24À la mi-1982, les désaccords entre la SNH et les compagnies étrangères ont atteint leur paroxysme. Les incertitudes quant aux conditions contractuelles sont alors en cause. Dans l’intervalle de temps qui sépare les deux conseils de gérance sus-évoqués, chaque catégorie d’acteurs adopte une démarche individuelle. En plus des discussions à leurs sièges respectifs, les compagnies pétrolières se réunissent le 29 juillet à New York afin de déterminer leur « attitude générale vis-à-vis du projet ». Elles y constatent que celui-ci est dans une situation critique en raison des estimations volumétriques décevantes et de ce qu’« une quelconque hypothèse de fiscalité met en péril la viabilité économique intrinsèque d’un tel projet [35]. » Il faut rappeler que les aspects fiscaux de cette initiative ne sont dévoilés qu’en mars 1983.
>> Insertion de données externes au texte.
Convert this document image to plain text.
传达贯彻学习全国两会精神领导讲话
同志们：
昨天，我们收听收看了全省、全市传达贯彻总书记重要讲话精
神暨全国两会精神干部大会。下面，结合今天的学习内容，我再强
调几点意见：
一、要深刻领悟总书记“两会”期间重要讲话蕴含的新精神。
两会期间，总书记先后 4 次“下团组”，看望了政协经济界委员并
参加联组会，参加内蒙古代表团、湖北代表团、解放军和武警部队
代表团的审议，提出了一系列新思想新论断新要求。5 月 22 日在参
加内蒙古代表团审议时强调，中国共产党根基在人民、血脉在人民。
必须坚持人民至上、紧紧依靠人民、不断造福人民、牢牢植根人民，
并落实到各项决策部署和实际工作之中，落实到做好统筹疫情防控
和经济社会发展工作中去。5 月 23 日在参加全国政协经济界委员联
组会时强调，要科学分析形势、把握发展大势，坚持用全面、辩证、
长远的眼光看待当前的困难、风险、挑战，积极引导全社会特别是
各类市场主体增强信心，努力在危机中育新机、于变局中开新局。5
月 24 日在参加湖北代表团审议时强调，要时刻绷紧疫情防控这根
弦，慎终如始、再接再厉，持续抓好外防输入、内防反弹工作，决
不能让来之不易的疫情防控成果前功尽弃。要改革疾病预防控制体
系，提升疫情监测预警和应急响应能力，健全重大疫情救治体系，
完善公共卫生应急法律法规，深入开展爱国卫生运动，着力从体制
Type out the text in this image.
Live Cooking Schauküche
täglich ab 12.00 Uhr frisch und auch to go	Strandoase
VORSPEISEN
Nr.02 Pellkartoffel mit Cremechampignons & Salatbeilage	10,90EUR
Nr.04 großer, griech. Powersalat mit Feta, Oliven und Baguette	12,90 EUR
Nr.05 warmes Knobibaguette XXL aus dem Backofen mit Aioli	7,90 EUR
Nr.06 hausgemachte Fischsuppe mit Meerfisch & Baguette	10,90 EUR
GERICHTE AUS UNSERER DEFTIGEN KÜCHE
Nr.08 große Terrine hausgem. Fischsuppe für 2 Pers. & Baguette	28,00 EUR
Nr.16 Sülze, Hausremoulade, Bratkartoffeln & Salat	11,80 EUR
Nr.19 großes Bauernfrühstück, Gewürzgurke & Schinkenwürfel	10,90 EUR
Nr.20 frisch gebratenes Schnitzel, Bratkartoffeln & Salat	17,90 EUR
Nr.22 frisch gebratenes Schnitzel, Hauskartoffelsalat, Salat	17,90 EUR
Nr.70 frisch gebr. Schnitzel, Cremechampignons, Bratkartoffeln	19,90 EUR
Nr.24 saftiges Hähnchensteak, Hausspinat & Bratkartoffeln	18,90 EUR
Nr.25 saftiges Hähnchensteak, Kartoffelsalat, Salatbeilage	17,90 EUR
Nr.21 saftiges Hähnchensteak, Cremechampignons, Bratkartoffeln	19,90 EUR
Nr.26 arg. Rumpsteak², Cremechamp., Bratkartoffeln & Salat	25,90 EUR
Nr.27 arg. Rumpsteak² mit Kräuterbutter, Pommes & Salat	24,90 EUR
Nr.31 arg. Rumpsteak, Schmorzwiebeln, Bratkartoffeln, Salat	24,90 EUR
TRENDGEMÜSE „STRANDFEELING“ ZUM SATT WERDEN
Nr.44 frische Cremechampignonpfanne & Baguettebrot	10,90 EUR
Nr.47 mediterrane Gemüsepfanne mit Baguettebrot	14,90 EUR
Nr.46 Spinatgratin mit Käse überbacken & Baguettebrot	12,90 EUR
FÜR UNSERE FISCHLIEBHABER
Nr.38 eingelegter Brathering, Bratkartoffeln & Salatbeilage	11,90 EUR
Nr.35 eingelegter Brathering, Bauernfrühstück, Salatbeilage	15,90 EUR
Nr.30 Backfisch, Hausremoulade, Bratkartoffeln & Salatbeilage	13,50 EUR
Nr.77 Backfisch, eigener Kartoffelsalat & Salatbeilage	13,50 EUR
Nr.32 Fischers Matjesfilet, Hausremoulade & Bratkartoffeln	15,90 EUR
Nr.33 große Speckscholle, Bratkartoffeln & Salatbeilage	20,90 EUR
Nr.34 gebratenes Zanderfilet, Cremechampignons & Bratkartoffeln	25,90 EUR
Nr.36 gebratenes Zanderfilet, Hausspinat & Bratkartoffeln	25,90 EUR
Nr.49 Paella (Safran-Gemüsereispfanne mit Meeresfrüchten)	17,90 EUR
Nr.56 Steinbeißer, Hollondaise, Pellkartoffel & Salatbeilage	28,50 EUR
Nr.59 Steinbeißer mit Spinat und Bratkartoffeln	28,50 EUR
25De son côté, la SNH tente de contourner les difficultés qui s’accumulent autour de la question du financement. Le coût initial de l’usine de liquéfaction seule étant estimé à 1,6 milliard de dollars américains [36], S. Libock le directeur général de la société nationale prend contact de nombreuses banques internationales aux fins de déterminer leur position quant au financement du projet GNL camerounais. Parmi celles-ci, Barclay’s Bank International Limited, Morgan Guaranty Trust Company, The Chase Manhattan Bank, Société Générale, Deutsche Bank, National Westminster Bank PLC et Crédit Lyonnais manifestent leur intention de participer au financement du projet. On peut supposer que ces intentions ne se sont pas concrétisées puisqu’en décembre 1983 encore, la recherche de financement reste une des préoccupations du gouvernement.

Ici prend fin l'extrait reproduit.